Legal uncertainty continues to hang over Khan Resources (KRI-T) and it’s beginning to take a toll on its shares.
Since issuing a Sept. 19 press release regarding the latest legal salvo fired by one of its former officers, and initial holder of the rights to Khan’s three Mongolian assets, the Toronto-based company’s shares have fallen roughly 25%.
In Toronto on Sept. 21 Khan shares were trading at $1.30 on roughly 120,000 shares traded they closed on Sept. 18 at $1.63.
The thorn in the side of Khan comes in the form of one Wallace Mays. Mays was the onetime promoter, director, and officer of Khan, as well as being the former (and Mays would argue, current) mineral rights holder for the Mongolian assets.
After being removed from Khan’s board in October of 2004 — a move made at the insistence of one of Khan’s financial advisors Mays, unbeknownst to Khan management, signed over the Mongolian mineral rights to his own company, W.M. Mining.
The legal merit of such a maneuver is suspect, but Khan has found that fighting against it is tricky.
The company’s first move — back in the summer of this year — was to bring a suit against Mays for his actions in Ontario. However, the Ontario court ruled that because the assets were based in Mongolia, the issue of the legal holding of them was a Mongolian legal issue, and that Ontario didn’t have jurisdiction.
After that decision Khan’s task was to find another avenue to thwart Wallace’s claim. It succeeded when the Ontario court agreed to hear a shareholder oppression case filed by one of Khan’s shareholders, Anthony Weldon. While Weldon’s case is officially against Mays, W.M. Mining, and Khan Resources, the suit has the support of Khan Resources management, and the naming of Khan in the case is a mere legal formality.
The case will be heard on Oct. 12 and Khan says a decision should come that day or shortly after. If Weldon wins his claim, Mays would be prevented from trying to act on his assignment of the mineral rights to W.B. Mining.
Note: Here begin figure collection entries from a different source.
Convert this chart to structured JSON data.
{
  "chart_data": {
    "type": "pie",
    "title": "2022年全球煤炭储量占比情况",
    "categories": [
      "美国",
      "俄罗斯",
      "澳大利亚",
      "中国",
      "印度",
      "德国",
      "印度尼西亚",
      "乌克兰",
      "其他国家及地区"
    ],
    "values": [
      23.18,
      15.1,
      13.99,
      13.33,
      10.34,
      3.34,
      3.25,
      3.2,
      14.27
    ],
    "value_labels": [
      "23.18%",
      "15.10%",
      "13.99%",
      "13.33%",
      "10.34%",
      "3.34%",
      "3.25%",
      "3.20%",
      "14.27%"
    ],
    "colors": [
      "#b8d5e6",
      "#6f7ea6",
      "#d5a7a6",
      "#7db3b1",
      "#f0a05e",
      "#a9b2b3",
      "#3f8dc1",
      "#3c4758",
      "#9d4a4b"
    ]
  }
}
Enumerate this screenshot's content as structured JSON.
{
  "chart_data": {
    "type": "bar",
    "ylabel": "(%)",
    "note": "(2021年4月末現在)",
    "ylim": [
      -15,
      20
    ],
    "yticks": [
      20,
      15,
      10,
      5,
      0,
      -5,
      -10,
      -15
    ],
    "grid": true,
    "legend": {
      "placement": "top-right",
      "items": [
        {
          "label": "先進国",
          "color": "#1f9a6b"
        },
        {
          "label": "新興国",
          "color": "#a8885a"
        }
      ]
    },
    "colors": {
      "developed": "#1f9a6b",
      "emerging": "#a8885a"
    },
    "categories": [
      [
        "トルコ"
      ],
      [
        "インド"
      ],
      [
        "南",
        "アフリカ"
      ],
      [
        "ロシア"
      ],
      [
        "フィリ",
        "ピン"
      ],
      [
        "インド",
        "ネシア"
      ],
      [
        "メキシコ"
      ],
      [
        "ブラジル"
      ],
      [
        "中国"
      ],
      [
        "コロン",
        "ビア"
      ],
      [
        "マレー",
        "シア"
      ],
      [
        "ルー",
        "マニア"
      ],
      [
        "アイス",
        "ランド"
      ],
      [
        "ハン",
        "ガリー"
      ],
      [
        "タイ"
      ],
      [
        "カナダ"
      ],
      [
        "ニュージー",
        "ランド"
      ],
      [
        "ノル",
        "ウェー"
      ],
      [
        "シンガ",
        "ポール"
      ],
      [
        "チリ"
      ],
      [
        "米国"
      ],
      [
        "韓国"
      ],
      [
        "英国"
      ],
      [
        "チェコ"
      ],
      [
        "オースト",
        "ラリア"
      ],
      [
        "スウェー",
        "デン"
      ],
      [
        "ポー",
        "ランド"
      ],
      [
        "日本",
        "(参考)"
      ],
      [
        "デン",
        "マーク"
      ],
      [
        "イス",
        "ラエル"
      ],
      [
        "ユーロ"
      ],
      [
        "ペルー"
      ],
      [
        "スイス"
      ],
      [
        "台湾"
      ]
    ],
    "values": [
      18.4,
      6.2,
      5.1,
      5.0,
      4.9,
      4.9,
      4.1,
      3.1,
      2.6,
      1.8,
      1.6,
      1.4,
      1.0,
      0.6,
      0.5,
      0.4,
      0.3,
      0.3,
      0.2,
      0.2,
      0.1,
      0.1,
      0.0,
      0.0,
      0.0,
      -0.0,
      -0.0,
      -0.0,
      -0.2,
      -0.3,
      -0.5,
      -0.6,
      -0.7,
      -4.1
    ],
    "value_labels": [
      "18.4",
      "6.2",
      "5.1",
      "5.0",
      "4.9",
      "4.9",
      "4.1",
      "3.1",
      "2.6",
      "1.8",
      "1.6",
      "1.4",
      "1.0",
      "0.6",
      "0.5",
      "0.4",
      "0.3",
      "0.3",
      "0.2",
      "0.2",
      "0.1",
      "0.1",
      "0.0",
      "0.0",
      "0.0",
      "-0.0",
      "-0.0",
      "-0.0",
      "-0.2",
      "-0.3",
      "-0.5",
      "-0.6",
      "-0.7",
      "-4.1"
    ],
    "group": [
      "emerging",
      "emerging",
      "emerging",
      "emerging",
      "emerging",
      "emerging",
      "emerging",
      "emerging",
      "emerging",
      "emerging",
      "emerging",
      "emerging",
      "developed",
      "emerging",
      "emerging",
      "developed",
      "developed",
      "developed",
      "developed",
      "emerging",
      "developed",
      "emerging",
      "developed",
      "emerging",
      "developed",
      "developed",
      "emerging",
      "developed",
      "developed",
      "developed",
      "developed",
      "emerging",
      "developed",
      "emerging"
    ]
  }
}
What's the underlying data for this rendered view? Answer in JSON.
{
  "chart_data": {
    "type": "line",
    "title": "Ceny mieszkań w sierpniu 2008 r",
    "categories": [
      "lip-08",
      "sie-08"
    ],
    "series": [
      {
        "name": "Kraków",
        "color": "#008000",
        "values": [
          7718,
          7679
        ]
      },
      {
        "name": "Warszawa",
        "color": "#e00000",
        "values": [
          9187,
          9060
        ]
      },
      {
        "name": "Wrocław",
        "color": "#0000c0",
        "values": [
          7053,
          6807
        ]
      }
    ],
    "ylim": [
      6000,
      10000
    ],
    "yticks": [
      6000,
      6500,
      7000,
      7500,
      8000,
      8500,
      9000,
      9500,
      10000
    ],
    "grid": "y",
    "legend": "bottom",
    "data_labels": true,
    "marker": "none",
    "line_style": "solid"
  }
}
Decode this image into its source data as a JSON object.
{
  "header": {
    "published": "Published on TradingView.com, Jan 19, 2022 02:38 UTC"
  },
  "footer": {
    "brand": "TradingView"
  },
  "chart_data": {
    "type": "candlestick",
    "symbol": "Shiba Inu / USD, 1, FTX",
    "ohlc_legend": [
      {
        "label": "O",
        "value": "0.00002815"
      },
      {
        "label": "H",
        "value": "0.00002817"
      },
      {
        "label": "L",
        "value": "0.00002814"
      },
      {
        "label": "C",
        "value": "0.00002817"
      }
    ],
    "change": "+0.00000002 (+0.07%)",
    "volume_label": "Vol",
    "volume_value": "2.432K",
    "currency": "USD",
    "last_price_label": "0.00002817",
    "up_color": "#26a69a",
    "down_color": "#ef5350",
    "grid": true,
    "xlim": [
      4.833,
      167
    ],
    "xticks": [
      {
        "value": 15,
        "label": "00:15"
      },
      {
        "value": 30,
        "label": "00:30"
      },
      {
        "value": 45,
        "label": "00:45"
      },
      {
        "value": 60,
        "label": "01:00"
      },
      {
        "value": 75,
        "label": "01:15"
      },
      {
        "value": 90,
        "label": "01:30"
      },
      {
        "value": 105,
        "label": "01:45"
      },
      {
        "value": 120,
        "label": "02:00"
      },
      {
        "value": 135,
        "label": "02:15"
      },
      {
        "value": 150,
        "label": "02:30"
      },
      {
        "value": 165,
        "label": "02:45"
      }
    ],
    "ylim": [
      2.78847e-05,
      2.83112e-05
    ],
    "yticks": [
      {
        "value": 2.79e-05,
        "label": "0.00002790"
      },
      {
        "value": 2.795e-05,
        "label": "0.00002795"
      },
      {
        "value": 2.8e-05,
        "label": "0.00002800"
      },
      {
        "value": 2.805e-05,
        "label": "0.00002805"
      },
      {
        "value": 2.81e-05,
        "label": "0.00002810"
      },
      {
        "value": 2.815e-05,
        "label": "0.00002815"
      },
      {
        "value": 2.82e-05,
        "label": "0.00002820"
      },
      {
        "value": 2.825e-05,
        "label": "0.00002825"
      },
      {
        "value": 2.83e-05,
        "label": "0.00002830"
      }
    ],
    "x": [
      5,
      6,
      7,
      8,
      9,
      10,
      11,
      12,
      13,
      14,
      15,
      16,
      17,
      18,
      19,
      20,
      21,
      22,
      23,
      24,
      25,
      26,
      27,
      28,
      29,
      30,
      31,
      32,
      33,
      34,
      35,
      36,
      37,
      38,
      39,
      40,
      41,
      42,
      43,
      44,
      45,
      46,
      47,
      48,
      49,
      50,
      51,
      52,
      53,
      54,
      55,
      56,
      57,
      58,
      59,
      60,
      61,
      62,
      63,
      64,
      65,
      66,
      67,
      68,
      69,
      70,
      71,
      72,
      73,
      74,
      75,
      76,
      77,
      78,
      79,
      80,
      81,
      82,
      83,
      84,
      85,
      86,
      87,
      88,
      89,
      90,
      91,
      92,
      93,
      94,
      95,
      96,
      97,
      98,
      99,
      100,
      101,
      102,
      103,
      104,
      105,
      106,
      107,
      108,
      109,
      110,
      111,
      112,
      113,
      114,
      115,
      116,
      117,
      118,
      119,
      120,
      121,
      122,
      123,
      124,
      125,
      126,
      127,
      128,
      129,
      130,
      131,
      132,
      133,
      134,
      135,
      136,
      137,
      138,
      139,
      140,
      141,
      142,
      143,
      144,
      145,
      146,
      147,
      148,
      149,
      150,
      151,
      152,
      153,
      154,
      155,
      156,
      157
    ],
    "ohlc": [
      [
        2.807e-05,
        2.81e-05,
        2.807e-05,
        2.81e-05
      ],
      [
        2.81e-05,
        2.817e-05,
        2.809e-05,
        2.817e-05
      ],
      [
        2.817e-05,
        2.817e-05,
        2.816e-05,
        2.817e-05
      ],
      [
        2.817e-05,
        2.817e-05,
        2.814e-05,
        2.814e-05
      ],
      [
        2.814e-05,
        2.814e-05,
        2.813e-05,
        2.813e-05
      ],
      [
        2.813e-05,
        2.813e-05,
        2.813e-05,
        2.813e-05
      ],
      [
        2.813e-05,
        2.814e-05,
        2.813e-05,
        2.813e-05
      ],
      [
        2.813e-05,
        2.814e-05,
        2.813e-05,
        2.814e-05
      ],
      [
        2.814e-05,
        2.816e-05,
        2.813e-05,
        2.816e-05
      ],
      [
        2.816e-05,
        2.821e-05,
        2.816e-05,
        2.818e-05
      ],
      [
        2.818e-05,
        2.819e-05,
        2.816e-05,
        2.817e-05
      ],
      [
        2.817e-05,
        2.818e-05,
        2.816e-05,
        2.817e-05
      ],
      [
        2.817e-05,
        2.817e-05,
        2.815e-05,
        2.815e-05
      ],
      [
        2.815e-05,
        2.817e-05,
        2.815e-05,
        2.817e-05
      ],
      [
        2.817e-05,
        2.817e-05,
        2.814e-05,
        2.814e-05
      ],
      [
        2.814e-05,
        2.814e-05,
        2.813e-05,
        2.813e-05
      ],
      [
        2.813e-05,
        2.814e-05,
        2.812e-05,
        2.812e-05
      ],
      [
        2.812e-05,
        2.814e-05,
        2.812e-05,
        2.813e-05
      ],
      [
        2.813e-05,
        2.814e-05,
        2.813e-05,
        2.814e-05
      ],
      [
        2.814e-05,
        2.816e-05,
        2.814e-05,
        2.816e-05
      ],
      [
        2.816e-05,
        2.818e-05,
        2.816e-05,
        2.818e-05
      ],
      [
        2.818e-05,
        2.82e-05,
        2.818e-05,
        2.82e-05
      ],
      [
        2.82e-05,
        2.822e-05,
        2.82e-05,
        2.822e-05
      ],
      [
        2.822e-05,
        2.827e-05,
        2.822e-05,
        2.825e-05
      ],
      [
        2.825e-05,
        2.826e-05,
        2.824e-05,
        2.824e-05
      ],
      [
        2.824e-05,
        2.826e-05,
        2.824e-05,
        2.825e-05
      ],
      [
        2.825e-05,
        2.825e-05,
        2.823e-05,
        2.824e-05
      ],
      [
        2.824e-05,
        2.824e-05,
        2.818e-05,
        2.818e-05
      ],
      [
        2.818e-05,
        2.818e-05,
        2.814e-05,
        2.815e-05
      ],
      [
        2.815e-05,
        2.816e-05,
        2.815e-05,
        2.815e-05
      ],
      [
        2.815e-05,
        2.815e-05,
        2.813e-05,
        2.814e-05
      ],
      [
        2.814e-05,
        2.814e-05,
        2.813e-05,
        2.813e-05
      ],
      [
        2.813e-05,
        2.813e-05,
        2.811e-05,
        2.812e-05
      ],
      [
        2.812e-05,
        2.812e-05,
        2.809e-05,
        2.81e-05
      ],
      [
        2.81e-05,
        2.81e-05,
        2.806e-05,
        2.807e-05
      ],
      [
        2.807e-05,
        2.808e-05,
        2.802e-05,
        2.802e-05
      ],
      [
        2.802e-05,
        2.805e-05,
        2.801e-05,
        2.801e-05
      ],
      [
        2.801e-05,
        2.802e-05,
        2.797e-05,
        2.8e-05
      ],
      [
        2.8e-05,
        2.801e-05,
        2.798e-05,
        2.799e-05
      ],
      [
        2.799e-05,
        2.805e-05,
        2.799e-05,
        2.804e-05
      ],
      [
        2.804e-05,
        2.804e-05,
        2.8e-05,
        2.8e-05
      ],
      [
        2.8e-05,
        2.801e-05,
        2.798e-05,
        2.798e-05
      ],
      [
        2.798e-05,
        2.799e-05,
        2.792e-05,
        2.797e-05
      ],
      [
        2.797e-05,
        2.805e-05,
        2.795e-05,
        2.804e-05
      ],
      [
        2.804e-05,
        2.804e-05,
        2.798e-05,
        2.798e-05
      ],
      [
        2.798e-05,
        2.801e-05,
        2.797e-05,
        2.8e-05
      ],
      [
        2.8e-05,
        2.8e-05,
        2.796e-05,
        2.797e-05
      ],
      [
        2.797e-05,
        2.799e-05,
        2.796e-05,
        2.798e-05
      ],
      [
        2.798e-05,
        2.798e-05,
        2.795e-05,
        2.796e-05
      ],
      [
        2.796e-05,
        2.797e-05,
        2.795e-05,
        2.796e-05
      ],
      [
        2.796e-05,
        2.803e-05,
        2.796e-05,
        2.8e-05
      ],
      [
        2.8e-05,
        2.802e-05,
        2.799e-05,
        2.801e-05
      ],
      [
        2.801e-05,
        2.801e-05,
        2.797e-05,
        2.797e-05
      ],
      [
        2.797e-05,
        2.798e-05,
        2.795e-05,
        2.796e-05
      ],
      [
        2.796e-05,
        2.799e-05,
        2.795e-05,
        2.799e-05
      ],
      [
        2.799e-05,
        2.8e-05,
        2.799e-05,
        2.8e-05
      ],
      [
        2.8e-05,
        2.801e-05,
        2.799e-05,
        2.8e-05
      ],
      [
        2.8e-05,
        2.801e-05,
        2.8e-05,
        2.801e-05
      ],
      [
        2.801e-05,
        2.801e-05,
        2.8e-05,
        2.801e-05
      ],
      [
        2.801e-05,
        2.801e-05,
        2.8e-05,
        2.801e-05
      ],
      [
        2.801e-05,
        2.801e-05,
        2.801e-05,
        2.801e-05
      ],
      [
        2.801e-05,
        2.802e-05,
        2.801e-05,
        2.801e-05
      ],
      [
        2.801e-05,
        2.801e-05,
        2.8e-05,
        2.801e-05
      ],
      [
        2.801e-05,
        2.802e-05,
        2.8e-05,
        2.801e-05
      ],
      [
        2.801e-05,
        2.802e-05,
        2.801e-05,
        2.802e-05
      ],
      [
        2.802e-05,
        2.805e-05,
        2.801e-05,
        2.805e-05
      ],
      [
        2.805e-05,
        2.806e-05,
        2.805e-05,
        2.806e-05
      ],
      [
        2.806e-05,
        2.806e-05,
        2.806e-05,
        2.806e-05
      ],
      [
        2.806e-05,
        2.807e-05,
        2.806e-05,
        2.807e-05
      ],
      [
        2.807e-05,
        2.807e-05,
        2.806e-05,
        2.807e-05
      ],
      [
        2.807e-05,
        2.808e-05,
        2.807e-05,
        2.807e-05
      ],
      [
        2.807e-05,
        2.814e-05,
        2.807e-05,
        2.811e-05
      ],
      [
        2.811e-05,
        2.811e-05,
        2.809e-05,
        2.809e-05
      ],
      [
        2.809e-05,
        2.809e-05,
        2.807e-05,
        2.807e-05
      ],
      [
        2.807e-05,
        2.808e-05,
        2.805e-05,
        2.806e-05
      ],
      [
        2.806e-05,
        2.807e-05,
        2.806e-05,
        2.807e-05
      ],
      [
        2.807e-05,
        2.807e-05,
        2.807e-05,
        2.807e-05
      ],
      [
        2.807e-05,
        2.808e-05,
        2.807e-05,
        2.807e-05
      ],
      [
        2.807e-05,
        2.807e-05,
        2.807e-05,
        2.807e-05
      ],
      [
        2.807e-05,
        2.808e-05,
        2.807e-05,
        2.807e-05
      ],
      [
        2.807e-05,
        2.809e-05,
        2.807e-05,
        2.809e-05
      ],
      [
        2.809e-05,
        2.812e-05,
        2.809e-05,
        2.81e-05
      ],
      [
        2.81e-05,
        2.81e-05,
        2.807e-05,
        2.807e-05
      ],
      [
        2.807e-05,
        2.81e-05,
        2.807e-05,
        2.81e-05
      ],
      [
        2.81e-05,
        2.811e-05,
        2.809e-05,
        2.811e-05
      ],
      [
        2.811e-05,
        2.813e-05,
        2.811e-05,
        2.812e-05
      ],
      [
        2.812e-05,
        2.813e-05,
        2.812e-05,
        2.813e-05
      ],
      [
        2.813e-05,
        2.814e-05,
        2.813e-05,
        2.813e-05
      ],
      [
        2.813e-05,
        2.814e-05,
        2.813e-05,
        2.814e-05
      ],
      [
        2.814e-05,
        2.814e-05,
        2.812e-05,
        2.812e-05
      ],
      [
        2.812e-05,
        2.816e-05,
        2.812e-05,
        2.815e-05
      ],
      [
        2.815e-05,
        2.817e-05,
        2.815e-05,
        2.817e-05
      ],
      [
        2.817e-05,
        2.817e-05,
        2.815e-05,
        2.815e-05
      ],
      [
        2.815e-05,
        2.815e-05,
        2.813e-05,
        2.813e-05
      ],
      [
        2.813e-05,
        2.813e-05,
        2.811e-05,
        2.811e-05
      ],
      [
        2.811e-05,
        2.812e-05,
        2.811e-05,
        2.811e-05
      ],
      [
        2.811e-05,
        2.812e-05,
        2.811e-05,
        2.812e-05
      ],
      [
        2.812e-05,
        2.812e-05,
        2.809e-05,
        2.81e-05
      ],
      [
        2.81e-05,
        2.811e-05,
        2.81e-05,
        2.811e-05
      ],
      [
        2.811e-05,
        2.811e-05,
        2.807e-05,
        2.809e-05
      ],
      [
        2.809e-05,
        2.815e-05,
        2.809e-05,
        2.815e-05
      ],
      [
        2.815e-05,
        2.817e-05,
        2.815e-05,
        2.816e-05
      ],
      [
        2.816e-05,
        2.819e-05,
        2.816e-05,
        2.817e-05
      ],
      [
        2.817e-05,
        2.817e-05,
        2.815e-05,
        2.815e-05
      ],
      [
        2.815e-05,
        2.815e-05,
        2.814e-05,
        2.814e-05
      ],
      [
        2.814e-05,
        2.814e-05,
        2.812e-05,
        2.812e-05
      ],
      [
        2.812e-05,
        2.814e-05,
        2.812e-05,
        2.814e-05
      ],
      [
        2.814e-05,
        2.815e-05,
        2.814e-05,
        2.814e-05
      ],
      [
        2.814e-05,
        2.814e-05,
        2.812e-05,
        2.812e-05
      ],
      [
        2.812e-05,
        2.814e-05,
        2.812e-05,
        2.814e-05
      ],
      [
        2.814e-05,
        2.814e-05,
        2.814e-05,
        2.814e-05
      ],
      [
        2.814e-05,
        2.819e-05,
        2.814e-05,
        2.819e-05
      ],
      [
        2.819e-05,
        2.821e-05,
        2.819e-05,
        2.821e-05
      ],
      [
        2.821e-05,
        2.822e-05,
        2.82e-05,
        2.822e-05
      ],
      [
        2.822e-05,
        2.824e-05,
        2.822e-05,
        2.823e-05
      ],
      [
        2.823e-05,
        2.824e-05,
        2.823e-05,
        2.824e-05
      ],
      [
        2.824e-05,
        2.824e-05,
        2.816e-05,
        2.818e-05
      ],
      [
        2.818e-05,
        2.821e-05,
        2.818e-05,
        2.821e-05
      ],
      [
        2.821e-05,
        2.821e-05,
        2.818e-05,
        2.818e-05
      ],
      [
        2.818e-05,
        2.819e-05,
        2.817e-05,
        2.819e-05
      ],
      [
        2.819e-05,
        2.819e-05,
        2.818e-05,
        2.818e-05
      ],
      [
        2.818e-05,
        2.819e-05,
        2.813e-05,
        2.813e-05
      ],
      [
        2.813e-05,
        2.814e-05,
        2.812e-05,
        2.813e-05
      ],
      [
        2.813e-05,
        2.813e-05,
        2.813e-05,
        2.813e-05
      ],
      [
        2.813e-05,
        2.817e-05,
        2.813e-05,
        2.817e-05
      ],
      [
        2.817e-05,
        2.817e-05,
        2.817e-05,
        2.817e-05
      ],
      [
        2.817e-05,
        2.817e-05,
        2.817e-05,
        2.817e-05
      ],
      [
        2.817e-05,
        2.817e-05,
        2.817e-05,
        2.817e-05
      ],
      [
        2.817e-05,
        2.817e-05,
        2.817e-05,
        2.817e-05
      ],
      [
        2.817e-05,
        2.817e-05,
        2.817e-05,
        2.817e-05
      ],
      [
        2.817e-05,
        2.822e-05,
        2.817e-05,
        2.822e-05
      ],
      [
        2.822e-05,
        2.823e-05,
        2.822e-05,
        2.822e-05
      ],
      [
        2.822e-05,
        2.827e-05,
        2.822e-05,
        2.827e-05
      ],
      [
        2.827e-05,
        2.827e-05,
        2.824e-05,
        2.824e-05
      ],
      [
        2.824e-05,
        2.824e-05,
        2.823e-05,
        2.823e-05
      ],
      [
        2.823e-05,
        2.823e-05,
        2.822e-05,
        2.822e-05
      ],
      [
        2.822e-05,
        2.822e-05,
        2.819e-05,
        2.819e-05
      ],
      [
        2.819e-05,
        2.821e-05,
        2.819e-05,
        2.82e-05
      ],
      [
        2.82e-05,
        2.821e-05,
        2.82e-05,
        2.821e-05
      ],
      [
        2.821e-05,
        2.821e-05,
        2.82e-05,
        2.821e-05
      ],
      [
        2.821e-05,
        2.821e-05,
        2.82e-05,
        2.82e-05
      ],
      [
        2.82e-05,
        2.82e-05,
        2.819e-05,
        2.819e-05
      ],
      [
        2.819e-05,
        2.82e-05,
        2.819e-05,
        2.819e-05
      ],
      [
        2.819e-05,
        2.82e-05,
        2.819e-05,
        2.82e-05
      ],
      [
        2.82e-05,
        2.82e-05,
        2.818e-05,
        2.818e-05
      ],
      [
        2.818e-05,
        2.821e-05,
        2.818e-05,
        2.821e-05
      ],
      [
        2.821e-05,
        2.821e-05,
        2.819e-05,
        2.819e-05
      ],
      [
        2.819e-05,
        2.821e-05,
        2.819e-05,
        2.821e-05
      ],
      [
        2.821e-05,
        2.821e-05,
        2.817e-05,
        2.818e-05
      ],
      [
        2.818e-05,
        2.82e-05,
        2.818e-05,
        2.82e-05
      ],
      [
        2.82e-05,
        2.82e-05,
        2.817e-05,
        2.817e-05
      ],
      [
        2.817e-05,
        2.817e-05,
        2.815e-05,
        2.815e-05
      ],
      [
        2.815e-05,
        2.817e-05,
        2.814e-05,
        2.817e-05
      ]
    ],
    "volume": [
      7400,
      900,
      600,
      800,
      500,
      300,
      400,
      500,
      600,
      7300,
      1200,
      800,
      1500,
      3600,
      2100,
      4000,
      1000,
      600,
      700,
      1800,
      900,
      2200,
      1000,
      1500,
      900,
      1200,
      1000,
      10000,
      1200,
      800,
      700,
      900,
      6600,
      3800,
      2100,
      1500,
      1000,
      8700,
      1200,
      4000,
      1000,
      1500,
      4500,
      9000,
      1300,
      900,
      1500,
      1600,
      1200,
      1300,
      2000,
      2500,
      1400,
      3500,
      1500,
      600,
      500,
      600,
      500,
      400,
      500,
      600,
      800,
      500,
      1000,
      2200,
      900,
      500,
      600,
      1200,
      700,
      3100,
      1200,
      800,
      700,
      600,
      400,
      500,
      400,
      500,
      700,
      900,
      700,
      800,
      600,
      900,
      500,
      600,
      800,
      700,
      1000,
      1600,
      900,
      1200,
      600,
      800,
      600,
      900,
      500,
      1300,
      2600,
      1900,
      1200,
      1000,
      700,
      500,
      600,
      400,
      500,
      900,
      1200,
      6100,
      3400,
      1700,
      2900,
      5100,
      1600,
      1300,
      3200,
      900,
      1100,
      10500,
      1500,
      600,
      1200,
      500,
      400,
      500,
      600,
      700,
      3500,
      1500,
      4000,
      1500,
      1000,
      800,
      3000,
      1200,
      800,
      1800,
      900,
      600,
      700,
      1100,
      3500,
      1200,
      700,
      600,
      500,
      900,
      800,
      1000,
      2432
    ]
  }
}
However, even if the shareholder oppression case is wrapped up quickly and in Khan’s favour, the company likely won’t be free of the courtroom for some time. That’s because Mays has filed his own suit against some 20 former and presentday Khan officers and directors as well as Dominick and Dominick Securities the investment bankers for Khan.
Mays claims he was misled into selling away shares of Khan Bermuda to Khan Ontario (which is now Khan Resources). Khan Bermuda was wholly owned by Mays and was the former holder of the Mongolian Assets.
Mays initially signed over the majority of the shares to Khan Resources to secure financing for the assets, and while the deal left Mays with a significant percentage of the total shares at the time, that percentage was significantly diluted as Khan went about raising money by issuing more shares.
Khan’s position is that Mays’ suit against it is directly tied to both his reduced position as a shareholder and the defensive position that the Weldon case has put him in.
James Doris, Khan’s lawyer, says Mays has not put forward any real defense to Weldon’s oppression claim, and that Mays “appears to be adopting the strategy of the best defense is a good offence.”
“Khan does not believe that Mays’ offence is any good either,” Doris wrote in an email. “But that will ultimately have to be determined by the courts.”
Mays’ legal representative, David Hausman, countered: “It’s not an offensive thing at all. Mays’ claims are serious and they’re made seriously,” he said.